Beginning on Sol 1157 with the target Augusta, relative reflectance spectra (400-840 nm) acquired with the Chemistry and Camera (ChemCam) instrument on the Mars Science Laboratory (MSL) rover Curiosity [1,2] began to document spectral features indicative of hematite on surface rocks [3-5]. As of this writing (Sol 1605), spectra of nearly all rocks and drill fines associated with Murray Formation mudstones have shown these features, although variable spectral contrast and peak reflectance wavelengths suggest differences in iron-bearing phases, crystallinity, and/or oxidation states [5-6]. CheMin X-ray diffraction measurements of drill fines show hematite to be the only crystalline ferric oxide. As such, observed spectral variations must arise from differences in hematite crystallinity or grain size, mixing with other phyllosilicates, or amorphous components detected within the mudstones. The 535 nm band depths have systematically increased since Sol 1300, suggesting increasingly greater hematite crystallinity. The 750 nm-840 nm spectral slope has decreased since about Sol 1400, consistent with increasing absorption near 860 nm, again related to greater hematite crystallinity. As the rover approaches a ridge known to contain hematite from orbital spectral observations, the MSL team will continue monitoring variations in hematite and other ferric oxides that may reflect important fluctuations in the availability and timing of oxidizing fluids within the Murray mudstones [5].

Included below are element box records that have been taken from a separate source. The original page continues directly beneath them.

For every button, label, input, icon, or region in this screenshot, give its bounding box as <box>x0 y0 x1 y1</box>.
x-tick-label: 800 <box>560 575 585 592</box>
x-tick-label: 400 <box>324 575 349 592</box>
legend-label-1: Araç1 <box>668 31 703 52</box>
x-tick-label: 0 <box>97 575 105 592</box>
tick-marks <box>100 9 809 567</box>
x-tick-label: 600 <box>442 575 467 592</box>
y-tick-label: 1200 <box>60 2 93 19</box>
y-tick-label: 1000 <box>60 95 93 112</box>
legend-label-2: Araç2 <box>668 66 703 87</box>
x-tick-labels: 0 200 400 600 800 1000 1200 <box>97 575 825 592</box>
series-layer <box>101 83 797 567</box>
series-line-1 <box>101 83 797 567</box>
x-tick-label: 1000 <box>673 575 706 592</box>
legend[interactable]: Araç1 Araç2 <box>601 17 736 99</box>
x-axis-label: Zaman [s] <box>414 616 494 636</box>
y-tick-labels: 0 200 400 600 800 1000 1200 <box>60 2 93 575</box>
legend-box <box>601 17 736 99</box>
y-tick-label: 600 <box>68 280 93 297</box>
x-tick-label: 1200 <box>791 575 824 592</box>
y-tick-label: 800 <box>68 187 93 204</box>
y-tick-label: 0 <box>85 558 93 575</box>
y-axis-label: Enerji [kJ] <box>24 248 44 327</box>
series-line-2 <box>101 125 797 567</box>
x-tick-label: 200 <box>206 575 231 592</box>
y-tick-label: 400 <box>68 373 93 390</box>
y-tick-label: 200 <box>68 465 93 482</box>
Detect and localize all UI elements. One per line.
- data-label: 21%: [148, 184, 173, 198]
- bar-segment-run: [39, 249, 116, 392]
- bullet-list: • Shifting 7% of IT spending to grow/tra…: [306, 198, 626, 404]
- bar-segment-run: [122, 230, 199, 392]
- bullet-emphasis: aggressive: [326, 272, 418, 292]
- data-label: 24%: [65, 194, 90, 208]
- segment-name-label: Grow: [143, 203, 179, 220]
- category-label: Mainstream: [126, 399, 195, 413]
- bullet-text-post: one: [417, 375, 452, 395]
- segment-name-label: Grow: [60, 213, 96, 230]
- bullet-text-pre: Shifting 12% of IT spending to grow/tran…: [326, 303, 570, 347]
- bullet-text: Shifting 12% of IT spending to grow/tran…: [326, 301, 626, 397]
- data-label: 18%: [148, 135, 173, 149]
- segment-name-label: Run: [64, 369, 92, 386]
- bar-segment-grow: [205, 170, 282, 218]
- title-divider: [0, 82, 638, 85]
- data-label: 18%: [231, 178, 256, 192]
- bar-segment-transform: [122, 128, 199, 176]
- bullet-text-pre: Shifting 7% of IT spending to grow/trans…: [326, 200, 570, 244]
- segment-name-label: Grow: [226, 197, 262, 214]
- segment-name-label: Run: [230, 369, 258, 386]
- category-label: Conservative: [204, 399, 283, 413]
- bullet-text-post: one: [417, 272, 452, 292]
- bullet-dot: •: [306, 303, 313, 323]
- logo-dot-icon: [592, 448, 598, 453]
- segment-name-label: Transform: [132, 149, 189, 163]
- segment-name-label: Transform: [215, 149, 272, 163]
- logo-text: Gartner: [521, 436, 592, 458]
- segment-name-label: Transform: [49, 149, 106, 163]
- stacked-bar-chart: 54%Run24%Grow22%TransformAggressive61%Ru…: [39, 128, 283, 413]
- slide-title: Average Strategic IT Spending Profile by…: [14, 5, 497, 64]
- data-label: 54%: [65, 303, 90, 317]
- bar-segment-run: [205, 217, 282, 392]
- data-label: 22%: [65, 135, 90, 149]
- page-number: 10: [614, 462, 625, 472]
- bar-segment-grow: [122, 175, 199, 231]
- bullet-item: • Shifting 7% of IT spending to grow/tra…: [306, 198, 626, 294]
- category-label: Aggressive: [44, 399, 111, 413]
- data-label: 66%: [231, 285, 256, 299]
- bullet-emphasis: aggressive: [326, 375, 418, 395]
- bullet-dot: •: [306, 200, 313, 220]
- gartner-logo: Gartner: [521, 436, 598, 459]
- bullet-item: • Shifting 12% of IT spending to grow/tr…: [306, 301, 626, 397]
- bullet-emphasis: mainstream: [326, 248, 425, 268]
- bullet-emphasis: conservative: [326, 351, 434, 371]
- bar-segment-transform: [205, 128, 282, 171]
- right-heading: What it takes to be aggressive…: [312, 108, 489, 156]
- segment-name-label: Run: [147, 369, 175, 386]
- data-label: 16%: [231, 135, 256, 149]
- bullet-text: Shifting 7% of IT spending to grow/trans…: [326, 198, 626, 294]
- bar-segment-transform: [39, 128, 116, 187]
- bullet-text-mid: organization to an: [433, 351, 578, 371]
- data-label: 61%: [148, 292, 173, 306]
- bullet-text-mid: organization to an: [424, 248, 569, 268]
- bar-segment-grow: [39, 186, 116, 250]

[1] Johnson, J.R., et al., Icarus, 249, 74–92, 2014; Johnson, J.R., et al, Amer. Mineral., 101, 1501–1514, 2016;[2] Wiens, R., et al., Space Sci Rev., 170, 167-227, 2012; Maurice, S., et al., Space Sci Rev., 170, 95-106, 2012;[3] Rampe, E., et al,. this conference;[4] Wellington, D., et al., AGU meeting abstract P23B-2175, 2016; this meeting abs. #292521;[5] Fraeman, A. et al., AGU meeting abstract P23B-2173, 2016; LPSC abstract #2185, 2017;[6] Johnson, J.R., et al., LPSC abs. #1310, 2017.